The problem was, there weren’t any basket weaving available. So, I took a women’s study course and a classical music appreciation course. I guessed they’d be pretty easy after doing a 4th year directing project.
What I didn’t bargain for in the women’s study course was how it would change my life. I’d grown up with ten men in a traditional, partriarchal model and as I studied women’s feminist writings and listened to my instructor talk about Virginia Woolf and the importance of having a ‘room of one’s own’ I began to see a different perspective. It was like I woke up from a long sleep. Where in god’s name had I been all this time? This was serious $%#@!
I jettisoned girly girl fables, stories, dreams. I said, fuck Cinderella, fuck Snow White, fuck being a wife! I burned my bra, my future white dress, my rehearsal dinner, my cake….my husband.
That was 20 years ago.
A lot has happened. A lot has changed. Do I want all that fluffy bouffant girly stuff? Not really. But I do realize that not allowing anyone in so I could be someone Gloria Steinem would be proud of is maybe not serving me anymore. When I read that Gloria married at the age of 66 I was kind of blown away. But I loved what she said in an interview, when asked about this ‘change of heart’:
It was something about me. I think. First of all, I was 66 years old. I was who I was. I no longer felt that I would have to give myself up in any way.
I love this.
I no longer felt I would have to give myself up in any way.
Ah. That is it really. That was what I think I was always afraid of, fought for, held onto in my life–that desire to not have to give myself up, my writing, my art, my essential voice.
I know finally, and really understand, what Gloria is talking about. It’s softened me up a little, taken down those unwieldy walls I’d constructed around me to keep out those fables, bows, and glass slippers.

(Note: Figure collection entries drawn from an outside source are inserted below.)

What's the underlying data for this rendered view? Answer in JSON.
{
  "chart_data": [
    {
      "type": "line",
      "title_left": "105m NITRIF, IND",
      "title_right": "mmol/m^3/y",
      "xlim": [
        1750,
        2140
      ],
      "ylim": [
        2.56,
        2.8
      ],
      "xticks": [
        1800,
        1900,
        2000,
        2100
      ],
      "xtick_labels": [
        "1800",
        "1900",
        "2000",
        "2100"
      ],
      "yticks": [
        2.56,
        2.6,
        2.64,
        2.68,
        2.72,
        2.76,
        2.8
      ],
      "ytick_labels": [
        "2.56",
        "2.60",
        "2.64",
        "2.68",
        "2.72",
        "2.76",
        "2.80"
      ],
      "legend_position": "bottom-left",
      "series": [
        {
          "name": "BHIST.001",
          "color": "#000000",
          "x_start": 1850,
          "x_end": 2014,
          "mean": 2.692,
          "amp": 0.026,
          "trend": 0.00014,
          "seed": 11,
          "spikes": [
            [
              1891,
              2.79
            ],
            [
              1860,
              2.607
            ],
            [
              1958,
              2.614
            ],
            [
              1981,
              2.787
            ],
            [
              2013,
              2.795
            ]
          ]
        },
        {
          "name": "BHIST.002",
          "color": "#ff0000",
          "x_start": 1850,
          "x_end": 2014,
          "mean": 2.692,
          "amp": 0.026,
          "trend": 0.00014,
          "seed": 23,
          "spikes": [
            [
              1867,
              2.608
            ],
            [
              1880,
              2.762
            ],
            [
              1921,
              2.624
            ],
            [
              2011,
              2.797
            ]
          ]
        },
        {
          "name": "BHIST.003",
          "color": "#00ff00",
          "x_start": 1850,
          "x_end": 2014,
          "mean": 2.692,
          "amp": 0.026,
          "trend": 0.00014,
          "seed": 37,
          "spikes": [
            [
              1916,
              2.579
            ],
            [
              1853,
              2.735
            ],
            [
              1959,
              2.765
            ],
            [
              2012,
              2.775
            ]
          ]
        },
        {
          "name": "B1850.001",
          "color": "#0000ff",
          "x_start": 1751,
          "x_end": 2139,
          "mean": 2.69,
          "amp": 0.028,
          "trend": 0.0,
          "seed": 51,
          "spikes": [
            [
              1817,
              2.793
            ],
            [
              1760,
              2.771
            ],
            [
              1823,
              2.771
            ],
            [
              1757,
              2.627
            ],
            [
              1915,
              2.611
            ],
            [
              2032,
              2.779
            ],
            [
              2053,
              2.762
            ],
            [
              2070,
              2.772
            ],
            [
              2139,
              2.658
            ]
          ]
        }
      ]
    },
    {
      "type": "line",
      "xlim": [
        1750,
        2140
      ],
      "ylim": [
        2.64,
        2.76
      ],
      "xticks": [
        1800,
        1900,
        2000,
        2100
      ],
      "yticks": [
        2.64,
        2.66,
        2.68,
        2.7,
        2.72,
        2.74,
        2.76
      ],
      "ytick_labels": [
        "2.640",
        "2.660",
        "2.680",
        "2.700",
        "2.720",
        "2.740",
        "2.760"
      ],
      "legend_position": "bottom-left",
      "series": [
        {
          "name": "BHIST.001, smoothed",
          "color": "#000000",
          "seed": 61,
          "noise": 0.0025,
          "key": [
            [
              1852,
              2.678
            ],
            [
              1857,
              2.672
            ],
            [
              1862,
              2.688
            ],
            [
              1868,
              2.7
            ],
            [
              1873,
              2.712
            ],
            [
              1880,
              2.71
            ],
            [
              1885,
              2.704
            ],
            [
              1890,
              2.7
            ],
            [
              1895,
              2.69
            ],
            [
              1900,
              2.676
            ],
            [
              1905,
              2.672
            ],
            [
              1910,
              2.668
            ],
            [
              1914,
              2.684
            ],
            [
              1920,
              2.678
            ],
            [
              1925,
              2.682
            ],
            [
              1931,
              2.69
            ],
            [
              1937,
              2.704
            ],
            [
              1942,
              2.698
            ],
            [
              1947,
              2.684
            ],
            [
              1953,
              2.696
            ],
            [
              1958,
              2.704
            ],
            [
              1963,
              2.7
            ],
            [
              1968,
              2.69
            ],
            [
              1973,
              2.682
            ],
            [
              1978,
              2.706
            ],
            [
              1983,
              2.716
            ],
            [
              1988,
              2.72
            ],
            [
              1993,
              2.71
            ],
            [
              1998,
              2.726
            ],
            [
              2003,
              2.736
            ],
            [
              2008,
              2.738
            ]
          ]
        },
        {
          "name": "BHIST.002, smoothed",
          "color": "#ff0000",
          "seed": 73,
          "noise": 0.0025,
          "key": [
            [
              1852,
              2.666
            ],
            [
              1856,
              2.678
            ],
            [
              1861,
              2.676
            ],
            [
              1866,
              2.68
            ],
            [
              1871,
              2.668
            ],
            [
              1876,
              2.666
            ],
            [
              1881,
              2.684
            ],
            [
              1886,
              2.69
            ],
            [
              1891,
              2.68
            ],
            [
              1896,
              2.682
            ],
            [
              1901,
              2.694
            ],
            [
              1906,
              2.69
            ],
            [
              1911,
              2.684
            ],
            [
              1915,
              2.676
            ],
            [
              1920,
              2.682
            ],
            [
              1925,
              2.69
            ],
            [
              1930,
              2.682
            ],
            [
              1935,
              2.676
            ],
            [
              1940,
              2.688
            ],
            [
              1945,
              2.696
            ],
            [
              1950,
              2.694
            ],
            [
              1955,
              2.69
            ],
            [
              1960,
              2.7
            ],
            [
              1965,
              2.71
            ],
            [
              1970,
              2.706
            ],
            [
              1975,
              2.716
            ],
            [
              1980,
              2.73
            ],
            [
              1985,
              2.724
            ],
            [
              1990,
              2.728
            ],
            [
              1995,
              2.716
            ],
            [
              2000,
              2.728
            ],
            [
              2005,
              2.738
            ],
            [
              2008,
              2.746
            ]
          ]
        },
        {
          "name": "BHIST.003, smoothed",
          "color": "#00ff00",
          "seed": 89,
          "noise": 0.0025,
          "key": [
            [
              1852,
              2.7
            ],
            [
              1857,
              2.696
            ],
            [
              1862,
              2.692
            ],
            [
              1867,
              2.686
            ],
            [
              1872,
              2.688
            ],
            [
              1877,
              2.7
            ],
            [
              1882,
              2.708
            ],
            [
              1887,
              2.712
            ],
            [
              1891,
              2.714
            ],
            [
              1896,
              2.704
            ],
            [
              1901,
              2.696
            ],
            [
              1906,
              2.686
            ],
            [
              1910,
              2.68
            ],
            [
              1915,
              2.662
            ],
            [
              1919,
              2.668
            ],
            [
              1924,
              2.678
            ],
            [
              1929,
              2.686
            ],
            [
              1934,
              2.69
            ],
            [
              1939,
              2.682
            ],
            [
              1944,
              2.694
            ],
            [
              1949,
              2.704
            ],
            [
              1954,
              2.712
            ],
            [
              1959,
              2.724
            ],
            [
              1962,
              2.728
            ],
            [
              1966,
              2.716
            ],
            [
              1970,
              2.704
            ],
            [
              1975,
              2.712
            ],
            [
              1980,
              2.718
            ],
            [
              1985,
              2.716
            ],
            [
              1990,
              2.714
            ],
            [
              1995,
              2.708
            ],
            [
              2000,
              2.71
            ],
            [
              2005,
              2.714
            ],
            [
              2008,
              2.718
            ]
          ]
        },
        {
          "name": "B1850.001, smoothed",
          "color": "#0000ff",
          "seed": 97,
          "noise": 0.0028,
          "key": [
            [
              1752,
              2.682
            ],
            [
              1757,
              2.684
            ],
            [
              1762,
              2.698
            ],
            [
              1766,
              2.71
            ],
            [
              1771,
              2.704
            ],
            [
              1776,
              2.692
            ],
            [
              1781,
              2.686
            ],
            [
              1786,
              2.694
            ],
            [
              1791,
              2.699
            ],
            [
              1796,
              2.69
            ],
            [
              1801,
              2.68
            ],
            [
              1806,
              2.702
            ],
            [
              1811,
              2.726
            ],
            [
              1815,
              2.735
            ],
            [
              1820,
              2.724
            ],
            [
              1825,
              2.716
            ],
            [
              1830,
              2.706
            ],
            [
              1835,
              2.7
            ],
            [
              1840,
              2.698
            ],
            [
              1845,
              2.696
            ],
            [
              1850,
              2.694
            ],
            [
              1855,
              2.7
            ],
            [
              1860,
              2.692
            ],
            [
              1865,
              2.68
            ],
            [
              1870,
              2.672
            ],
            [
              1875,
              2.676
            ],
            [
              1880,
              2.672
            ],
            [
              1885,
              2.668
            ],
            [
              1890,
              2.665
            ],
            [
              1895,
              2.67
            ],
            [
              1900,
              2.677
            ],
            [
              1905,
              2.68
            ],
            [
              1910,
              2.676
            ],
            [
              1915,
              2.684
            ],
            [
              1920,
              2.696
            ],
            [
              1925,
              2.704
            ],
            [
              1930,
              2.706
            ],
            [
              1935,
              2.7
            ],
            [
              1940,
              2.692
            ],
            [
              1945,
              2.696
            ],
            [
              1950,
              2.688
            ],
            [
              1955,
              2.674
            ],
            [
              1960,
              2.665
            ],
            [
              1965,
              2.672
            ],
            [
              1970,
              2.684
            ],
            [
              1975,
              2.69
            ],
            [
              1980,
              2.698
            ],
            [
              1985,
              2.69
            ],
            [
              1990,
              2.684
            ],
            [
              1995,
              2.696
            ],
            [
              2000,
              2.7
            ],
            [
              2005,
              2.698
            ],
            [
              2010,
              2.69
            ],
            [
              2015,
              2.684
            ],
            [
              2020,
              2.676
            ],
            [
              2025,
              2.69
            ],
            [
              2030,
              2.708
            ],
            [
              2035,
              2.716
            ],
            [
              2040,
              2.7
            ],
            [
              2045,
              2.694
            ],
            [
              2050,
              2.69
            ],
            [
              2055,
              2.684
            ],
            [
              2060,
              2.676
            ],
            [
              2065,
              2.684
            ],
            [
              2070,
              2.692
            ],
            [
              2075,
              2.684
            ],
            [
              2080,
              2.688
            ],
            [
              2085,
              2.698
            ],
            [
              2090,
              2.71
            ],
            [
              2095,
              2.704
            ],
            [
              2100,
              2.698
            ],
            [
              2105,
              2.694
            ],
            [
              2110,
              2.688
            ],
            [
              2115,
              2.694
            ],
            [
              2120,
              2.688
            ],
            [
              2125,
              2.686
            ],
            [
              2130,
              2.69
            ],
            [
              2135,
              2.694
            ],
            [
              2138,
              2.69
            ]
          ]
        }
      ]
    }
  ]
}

And when I did, lo and behold, it wasn’t so bad! They’re sweet, some of those stories, and they’re not evil, and they have some adorable moments. It doesn’t mean I believe in the idea that women need ‘saving’ or carriages that turn into pumpkins at midnight. But I kind of like the Cinderella story, and you know, I would re-write it to be a girl that didn’t have much money but worked her ass off, was able to support herself, and then met a really great guy and she no longer felt she would have to give herself up in any way.
Maybe they met in a bar instead of a ball. The point is, Gloria was ready for an equal partnership, and maybe Cindrella in my story would be too, and wouldn’t have to be saved, but rather ‘discovered’ for all of her power, and all of her weakness, faults, and foibles and still loved. That is no fable–it’s partnership.
When asked, why, after 50 years of being single and dating and all of that, would she get married? She said it was because her and David Bale ‘both felt that we wanted to be responsible for each other’.
Isn’t that lovely? So maybe Cinderella and her Prince would be responsible for each other. Lucky Prince I say.